I do not normally address other work primarily because a lot of Chinese work is higher quality than it used to be and I will not respond to everyone I disagree with. However, sometimes there are stimulating pieces that catch my attention and Tom Orlik of Bloomberg wrote a good piece on why China would be well advised to proceed very cautiously on market reforms.
Now before anyone expects a pro or anti-free market rant, as I always stress, these decisions or situations, especially with China, involve a lot more nuance and subtly than simple binary decisions. While I do have a general free market bias, I recognize the short comings and limitations of the market but consider it like Churchill considered democracy: the worst possible system except for all others.
Let us take a simple starting point. If the PBOC announces before market opening that the RMB is now freely convertible and that people can do whatever they want with the RMB, I think that using a conservative estimate the RMB would fall 20%, creating significant stress in both China and the rest of the world. (Side note: for everyone who says the RMB is fairly valued, ask them what it would trade at if it was allowed to float: then listen to the equivocation and excuses start.)
The problem is that both free and anti market people forget that economics is, among other things, the study of tradeoffs. Raising tariffs may protect jobs but what is the tradeoff in both direct financial cost and longer term economic organization and moral hazard costs? Consequently, there is almost no point in time on any analysis that we couldn’t claim that increased marketization will raise risks. Higher risk with increased marketization will almost always be true.
Even looking at this from a classical risk return payoff framework it will be true: if capitalism has generally proven to have higher growth rates that implies it is also assuming higher levels of risk. The United States had about 50,000 corporate bankruptcies in 2015 while China had about 1,000, there is on a very basic level a higher risk of overseeing a corporate bankruptcy in the United States than in China.

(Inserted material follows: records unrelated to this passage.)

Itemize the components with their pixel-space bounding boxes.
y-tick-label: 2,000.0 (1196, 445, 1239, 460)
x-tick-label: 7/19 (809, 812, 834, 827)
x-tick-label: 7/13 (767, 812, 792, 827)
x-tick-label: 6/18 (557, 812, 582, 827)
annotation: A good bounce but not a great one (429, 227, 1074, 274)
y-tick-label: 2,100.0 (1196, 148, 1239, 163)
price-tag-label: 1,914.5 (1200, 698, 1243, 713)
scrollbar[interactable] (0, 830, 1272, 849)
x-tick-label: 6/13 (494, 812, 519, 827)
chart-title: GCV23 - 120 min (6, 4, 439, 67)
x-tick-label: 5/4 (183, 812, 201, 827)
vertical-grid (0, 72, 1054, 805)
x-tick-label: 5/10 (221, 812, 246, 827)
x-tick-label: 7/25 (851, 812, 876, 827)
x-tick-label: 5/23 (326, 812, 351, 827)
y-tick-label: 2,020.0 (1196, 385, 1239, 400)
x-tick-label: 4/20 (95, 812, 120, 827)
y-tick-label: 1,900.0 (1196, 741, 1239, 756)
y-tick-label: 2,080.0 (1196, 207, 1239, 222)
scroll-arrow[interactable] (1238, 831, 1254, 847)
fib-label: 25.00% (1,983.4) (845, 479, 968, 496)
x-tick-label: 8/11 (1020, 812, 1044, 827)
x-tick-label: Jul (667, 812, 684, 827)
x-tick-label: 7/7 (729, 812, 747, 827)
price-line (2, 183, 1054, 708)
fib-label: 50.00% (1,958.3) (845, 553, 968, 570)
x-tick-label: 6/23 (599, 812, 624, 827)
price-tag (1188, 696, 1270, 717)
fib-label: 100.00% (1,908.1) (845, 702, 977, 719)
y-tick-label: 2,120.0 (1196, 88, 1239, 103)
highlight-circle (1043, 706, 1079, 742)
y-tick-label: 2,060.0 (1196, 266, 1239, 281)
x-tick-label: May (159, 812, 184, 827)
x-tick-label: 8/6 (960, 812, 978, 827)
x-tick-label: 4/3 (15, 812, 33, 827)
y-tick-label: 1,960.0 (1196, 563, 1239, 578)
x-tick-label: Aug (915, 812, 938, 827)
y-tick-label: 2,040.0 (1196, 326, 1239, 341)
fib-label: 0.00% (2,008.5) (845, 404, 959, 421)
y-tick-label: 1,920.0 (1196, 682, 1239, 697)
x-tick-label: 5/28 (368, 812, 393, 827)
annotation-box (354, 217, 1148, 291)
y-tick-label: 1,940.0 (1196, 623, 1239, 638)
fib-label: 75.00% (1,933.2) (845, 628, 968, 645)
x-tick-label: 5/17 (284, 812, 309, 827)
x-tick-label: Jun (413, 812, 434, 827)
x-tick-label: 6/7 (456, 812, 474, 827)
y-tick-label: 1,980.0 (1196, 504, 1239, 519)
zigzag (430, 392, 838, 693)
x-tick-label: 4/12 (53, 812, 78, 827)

However, the debate about the role of the market turns on much more subtle issues that something as crude as say whether to allow the RMB to float in the next 24 hours. The reality of the debate of marketization in China focuses on two questions: whether or not to let have markets have complete dominion but whether markets will have anyinfluence and whether China is moving towards or away from greater market influence.

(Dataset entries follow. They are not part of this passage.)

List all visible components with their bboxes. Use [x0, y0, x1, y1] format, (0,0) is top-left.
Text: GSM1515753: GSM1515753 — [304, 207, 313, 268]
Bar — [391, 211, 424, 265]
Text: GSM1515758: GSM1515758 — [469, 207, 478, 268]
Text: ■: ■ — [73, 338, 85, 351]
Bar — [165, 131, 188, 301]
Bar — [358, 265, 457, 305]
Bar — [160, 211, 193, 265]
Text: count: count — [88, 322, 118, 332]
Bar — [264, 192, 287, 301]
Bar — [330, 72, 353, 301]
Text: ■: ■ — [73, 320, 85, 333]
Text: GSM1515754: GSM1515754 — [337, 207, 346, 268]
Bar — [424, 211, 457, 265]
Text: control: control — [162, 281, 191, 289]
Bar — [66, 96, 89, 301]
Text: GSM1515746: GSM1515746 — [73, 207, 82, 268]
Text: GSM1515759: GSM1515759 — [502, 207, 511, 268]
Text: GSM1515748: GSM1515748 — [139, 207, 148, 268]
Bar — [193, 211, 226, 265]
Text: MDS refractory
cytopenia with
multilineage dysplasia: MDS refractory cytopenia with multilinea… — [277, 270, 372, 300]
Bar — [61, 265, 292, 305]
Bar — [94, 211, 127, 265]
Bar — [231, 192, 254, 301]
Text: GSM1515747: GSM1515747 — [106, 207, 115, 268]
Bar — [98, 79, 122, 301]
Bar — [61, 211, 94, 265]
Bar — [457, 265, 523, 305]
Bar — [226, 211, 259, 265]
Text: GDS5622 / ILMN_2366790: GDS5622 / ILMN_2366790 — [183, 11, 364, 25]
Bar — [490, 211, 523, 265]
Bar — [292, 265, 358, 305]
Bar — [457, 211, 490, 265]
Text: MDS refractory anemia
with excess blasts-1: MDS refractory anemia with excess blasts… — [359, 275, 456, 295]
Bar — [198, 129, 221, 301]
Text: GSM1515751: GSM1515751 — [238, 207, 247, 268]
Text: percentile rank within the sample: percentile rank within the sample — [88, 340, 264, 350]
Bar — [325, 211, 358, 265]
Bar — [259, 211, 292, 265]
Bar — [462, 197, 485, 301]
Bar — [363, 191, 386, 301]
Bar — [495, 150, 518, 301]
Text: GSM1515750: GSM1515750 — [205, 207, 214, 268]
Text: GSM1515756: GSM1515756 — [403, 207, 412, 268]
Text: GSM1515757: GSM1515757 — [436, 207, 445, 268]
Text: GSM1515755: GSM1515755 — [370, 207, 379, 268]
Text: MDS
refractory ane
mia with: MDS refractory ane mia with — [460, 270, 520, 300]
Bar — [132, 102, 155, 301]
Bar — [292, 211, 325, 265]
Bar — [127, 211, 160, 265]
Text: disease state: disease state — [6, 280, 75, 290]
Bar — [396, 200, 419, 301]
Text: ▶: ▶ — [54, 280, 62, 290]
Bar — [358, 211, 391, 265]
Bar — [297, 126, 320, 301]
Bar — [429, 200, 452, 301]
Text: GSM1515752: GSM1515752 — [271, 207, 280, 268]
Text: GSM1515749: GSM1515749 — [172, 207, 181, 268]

Right now I think the clear answer is that China continues to move away from allowing greater market influence. The RMB remains essentially pegged to the USD, financing remains almost entirely political, and the stock market acting as essentially a further way for the government to try and control prices. Even worse the Chinese government appears to be doubling down on the policies that brought them into the current state of affairs. For all of the talk about debt levels, China arrived in early 2016 with some of the highest debt levels in the world because of government policy not a market run amok and not only has it chosen not to address them but rather double down on the exact policies that brought it to this point. It is very difficult to see how in any appreciable way China is even moving in a direction that in anyway increases market influence.
Now before I get emails or comments about the growing number of defaults answer me this: what has ever happened to a company in default besides eventual bailout? A default in China essentially acts as a time out in sports and not a loss or end of season. That is not greater marketization if they always get bailed out.

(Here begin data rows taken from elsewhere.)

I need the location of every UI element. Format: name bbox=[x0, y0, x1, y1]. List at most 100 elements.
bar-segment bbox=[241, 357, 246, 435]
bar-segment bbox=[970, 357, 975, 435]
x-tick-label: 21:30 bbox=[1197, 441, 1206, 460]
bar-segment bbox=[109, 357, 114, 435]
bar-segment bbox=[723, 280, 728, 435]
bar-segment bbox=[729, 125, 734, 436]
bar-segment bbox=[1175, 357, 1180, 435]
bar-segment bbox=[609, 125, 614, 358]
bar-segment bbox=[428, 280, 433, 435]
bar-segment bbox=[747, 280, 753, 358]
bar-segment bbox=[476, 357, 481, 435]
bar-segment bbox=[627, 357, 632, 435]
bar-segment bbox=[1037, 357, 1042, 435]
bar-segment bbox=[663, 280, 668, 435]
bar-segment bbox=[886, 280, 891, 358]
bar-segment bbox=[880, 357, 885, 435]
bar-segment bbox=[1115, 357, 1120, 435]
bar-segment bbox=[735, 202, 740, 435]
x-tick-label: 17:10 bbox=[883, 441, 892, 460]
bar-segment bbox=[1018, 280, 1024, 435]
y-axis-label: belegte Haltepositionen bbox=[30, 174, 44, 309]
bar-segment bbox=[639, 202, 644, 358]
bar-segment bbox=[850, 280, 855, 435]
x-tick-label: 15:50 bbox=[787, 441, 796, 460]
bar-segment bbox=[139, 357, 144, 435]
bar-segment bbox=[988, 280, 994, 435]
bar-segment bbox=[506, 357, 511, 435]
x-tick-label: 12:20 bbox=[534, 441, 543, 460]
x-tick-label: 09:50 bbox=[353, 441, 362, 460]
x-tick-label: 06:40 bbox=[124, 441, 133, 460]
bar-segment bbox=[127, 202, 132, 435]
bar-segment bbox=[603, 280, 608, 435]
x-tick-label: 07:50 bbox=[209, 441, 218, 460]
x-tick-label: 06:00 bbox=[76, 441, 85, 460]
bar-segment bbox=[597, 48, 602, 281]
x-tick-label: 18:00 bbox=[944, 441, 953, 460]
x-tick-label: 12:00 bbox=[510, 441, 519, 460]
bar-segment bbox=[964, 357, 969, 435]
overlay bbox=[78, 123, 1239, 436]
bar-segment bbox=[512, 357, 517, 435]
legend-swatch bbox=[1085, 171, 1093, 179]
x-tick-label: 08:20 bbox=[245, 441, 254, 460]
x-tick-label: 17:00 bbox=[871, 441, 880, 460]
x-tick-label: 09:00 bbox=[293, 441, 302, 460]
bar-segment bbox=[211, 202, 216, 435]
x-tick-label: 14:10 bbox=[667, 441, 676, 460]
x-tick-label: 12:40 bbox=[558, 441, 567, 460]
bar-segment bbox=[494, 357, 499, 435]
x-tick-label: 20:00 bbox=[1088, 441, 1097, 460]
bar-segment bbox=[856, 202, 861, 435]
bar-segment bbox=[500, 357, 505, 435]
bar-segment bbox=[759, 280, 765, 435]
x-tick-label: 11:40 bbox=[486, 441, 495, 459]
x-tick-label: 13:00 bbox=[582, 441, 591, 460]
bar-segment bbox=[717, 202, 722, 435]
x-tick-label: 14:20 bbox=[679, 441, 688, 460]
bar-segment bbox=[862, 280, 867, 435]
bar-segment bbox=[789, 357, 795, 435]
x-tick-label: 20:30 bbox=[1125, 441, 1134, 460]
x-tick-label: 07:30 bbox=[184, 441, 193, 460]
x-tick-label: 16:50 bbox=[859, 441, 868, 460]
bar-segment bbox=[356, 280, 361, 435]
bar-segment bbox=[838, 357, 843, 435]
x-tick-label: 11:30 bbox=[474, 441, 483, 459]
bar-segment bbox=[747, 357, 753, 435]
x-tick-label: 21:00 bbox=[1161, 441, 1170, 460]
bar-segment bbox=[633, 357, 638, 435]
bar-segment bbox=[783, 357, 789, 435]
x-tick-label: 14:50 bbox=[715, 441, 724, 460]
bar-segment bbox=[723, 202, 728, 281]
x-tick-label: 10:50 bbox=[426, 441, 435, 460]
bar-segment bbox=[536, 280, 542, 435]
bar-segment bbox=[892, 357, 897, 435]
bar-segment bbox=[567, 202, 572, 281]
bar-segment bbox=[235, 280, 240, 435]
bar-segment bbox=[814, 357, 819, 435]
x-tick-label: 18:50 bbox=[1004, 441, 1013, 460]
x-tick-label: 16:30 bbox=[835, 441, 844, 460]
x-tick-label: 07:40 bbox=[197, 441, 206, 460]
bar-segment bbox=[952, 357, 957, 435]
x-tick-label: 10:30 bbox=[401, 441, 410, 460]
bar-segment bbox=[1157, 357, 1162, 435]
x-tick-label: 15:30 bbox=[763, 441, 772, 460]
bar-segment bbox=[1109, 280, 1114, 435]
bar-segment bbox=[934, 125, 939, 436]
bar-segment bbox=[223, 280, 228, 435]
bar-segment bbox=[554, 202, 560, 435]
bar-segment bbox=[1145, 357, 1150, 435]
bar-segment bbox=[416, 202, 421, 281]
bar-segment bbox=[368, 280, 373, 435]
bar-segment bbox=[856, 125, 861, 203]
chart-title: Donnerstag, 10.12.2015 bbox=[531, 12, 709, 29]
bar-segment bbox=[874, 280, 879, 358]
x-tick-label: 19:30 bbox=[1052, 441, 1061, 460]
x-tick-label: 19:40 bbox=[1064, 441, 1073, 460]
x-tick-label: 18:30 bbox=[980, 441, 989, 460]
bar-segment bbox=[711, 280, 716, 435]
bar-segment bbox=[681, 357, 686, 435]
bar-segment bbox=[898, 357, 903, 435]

I would actually be willing to be a Keynesian for China or anywhere else for that matter if it would assume its proper place and recede when appropriate. However, in China, like many places, government stimulus during slack periods becomes a narcotic that can never be pulled with people arguing about the increased risk of pulling it at any time. Consequently, every wave of the Chinese economy in the past decade has not witnessed any lessening of government influence, but rather a continual growth whether through financing channels or regulatory approval because there is always “risk” in reducing the role of the state. Whether the economy is weak or whether the economy is strong, well intentioned technocrats or risk averse commentators can always argue that reducing government support raises risks, which it does in some ways as already noted. However, the story of China in the past decade is not government responding to the needs of the economy but rather permanent domination.
The real risk is that the failed policies promoted by the never ending government support reach a tipping point that the government can no longer control. I actually agree that unleashing complete marketization on China right now would probably result in wide spread firm and bank failures as well as a currency crisis. However, given the state of political and financial oppression, I see little risk of that in the near future. What concerns me is that as China continues to double down on the failed policies that brought it to this point, it will reach a tipping point at which it will be unable to control the outcome. China is now one of the most indebted countries in the world, even using the narrow official data, with key measures continuing to grow much more rapidly than any other country. At the rate debt is increasing, there may come a time when it exceeds Beijing’s ability to control the outcome.
The debate about marketization in China is less about whether you should or should not have markets but what direction do you want the country to go and what risks do you prefer to accept. The answers seem pretty clear: Beijing wants greater control and accept the risk that it can control the outcome.